いくら技巧、音楽性に恵まれていたとしてもチャイコフスキーの第1番、プロコフィエフの第3番、ラフマニノフの第2番と、名曲中の名曲を3つも並べ、一晩で弾ききるのは至難の業に違いない。中途半端なヴィルトゥオーゾなら、技巧的課題の克服で事足れりとするところ、ガヴリリュクは完璧な技術を土台(!)にチャイコフスキーのロマンと野趣、プロコフィエフの風刺が効いたモダニズム、ラフマニノフの文字通り鐘を鳴らすようなカンタービレのそれぞれを打鍵、音色、様式感など多角的な視点から描き分け、単調に陥る愚を避けた。

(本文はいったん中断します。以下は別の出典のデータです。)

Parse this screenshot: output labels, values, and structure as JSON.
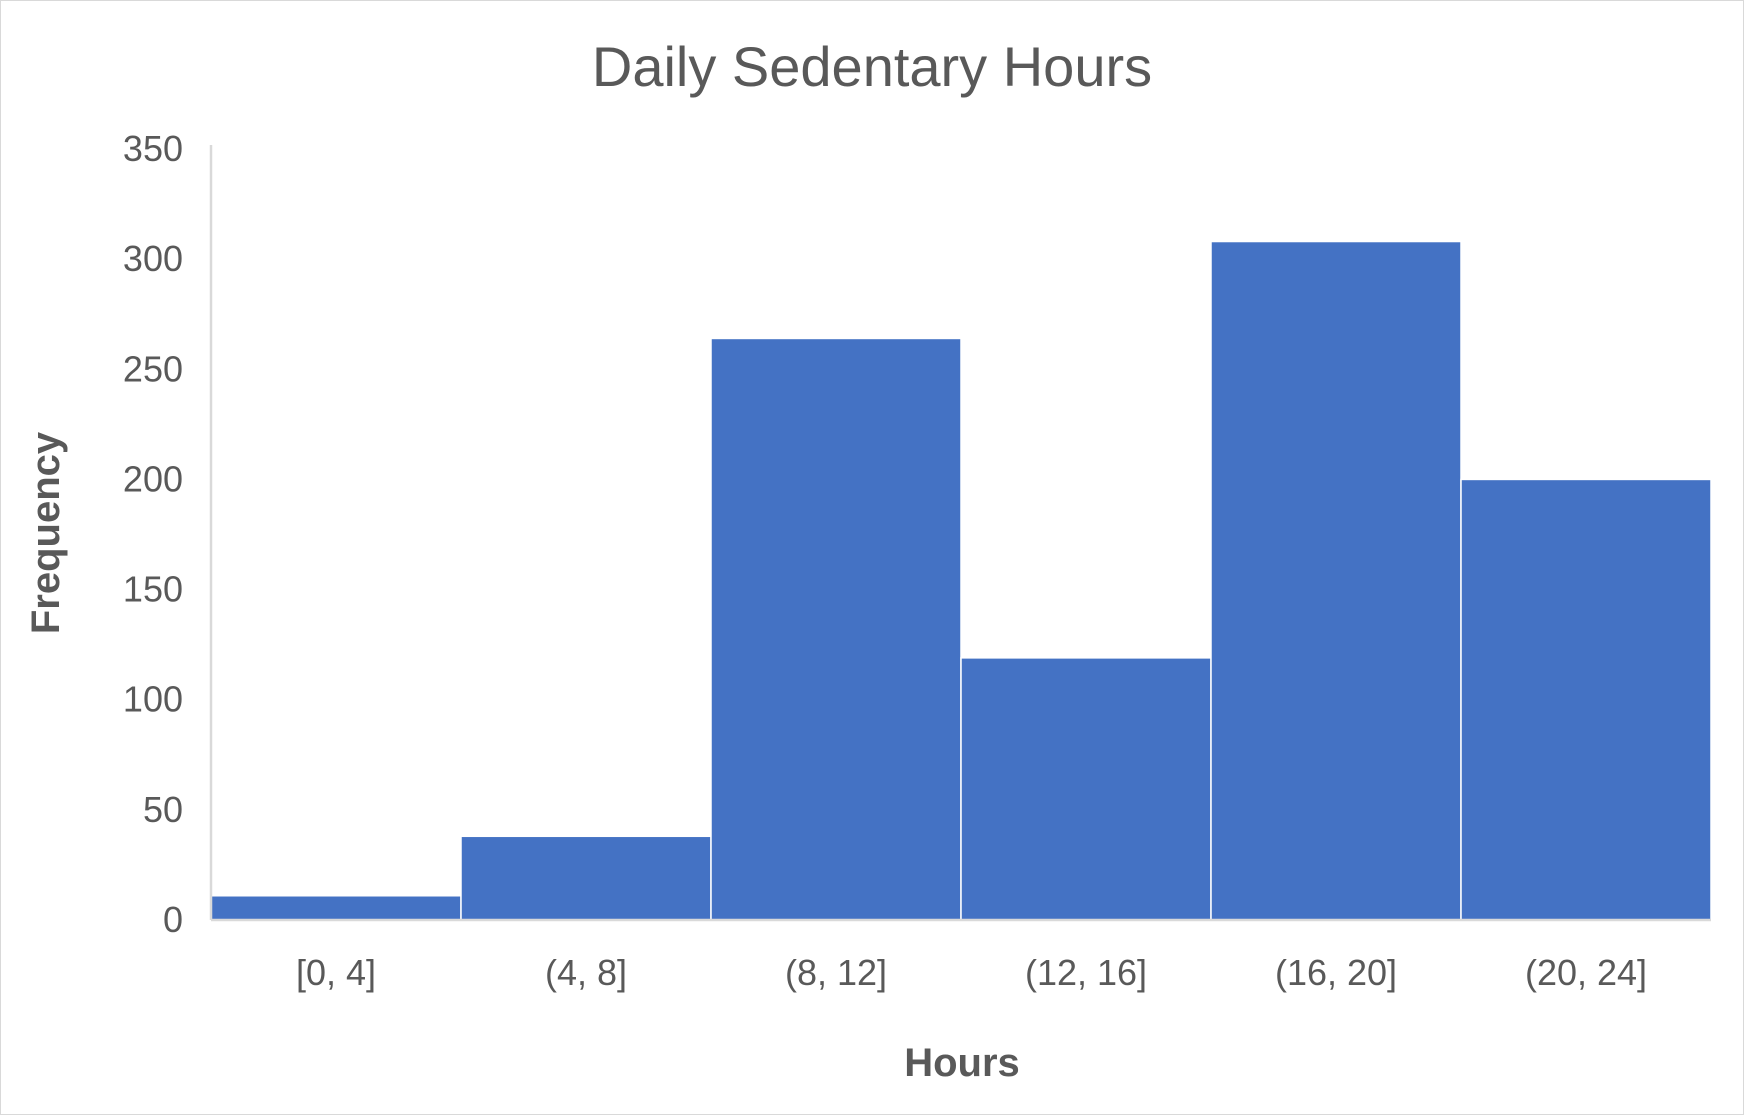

もう1つの驚きは、主催のジャパン・アーツが「青田買い」のリスクを冒して初来日させたロシア人指揮者、ウリューピンだ。来年の初来日が早い時期から注目される、ロシアでキャリアを築いたギリシャ人指揮者のテオドール・クルレンティスのアシスタントとしてペルミ歌劇場ムジカエテルナの指揮者を務め、昨年の第8回ショルティ国際コンクールで優勝した。2メートル近い長身なので指揮台を使わず、リズムを際立たせる楽章では指揮棒を使い、歌の流れを求められる楽章では使わない。東京交響楽団はロシアの協奏曲の伴奏ではかなり珍しい対向配置。3人の作曲家の描き分けはピアニストに負けず劣らず確かな上、早めのテンポなのに旋律をたっぷりと歌わせ、クライマックスまでの息の長いストロークを保つあたり、かなりの逸材とみた。